編集長・東浩紀、批評誌『ゲンロン』第2期がスタート!

株式会社ゲンロンは、 2019年9月に『ゲンロン10』を刊行する。 装幀・誌面も新たに今号より第2期がスタート、 批評誌『ゲンロン』の“再創刊号”。批評家・東浩紀が編集長を務める『ゲンロン』の第2期がスタートだ。デザインに川名潤氏を迎え、 装いも新たに再始動。

巻頭に掲載された東浩紀の論考「悪の愚かさについて、 あるいは収容所と団地の問題」は、 “再創刊号”にふさわしい4万字超のテクスト。 加害者の忘却と被害者の記憶という二項対立を乗り越える鍵を探る、 著者渾身の書き下ろし。 ひとはなぜ、 かくも高い知性をもち、 かくも豊かな感情を備えながら、 かくも残酷で愚かな悪をなしてしまうのか、 「哲学でも批評でも紀行文でもない」とうたう新しい文体にご注目。

小特集は「平成から令和へ」と「AIと人文知」をお届け。 「平成から令和へ」にはふたつの対談を収録。 高橋源一郎+東浩紀「歴史は家である」は、 戦争の記憶と戦後文学をいとぐちに、 等価交換ではない贈与の空間を生み出すための道を語る。 原武史+東浩紀「国体、 ジェンダー、 令和以後」は、 「平成流」と呼ばれた現上皇陛下の行動原理を読み解きながら、 天皇制の行く末に迫る白熱の対話。

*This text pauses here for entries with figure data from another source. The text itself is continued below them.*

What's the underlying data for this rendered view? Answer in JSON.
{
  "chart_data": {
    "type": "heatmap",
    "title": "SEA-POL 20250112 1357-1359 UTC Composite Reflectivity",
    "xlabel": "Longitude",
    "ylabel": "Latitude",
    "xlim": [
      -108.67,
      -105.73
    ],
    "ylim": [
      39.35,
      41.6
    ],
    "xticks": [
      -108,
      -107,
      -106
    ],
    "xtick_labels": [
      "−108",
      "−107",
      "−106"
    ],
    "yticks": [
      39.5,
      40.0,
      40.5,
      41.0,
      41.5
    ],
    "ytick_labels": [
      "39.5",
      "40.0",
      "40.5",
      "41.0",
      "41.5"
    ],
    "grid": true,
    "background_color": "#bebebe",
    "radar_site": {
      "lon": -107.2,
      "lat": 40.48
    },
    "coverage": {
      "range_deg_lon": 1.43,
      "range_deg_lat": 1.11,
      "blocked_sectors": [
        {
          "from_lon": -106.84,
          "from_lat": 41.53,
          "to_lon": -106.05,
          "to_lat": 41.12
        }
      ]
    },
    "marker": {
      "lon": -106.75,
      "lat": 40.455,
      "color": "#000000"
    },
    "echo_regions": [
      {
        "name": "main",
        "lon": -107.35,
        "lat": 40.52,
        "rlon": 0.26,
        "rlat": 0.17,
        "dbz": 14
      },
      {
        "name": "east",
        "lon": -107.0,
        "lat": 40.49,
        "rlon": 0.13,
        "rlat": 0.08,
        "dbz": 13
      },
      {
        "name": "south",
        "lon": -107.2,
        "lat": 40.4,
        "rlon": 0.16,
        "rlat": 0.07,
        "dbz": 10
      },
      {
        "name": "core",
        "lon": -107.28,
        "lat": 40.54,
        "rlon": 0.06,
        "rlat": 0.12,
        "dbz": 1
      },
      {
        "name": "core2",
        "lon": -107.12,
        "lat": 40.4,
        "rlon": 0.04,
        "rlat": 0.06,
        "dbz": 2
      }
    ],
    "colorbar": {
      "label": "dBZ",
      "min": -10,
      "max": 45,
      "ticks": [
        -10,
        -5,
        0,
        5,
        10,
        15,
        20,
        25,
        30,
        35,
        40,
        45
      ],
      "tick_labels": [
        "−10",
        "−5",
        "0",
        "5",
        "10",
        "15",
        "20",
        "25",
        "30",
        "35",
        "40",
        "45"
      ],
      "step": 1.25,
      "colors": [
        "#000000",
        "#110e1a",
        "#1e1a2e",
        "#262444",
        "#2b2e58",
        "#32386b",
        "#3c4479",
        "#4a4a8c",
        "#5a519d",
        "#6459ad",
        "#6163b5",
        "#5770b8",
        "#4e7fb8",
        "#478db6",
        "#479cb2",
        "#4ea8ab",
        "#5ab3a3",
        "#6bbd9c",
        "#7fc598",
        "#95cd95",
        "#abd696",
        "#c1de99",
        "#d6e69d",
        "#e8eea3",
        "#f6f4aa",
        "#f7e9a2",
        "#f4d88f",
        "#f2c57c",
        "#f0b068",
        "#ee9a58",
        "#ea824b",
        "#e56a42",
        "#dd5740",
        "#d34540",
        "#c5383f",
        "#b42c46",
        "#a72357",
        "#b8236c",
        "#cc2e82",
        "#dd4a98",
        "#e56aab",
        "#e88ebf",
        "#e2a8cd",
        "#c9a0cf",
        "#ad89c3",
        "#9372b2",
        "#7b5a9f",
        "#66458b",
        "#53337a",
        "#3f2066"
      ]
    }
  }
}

「AIと人文知」は、 長谷敏司+三宅陽一郎+大森望によるAIとSF的想像力の関係を探る座談会、 発酵のメタファーからクリエイティブ・コモンズ、 オンライン・コミュニティ、 さらには人間の無意識の思考過程を考えるドミニク・チェンの論考「メタ床」、 山本貴光・吉川浩満の両名が人工知能研究と人文学の交差点を解き明かすブックガイド「人工知能と人文知を結ぶ15の必読書」と、 知と技術の最前線に多角的に迫った特集になっている。

また、 「投資から寄付へ、 そして祈りへ――SOLIOの挑戦と哲学」では、 起業家の家入一真、 桂大介(ゲンロン友の会会員)を招き、 新しいかたちの寄付プラットフォーム「SOLIO」とはなにか、 日本における寄付文化の位置づけと寄付という行為の根源的な意味について、 東浩紀がインタビューした。 寄付の多様性をいかにして実現するか、 テクノロジーと思想の両面から掘り下げる。

そのほか、 国際色豊かな3本の新連載(高山明、 ユク・ホイ、 イ・テックァン)がスタート。 論考、 コラム、 創作など、 「雑誌」ならではの多彩な執筆陣。随所に挟まれた編集長の言葉を道標に、 『ゲンロン10』の旅を楽しもう。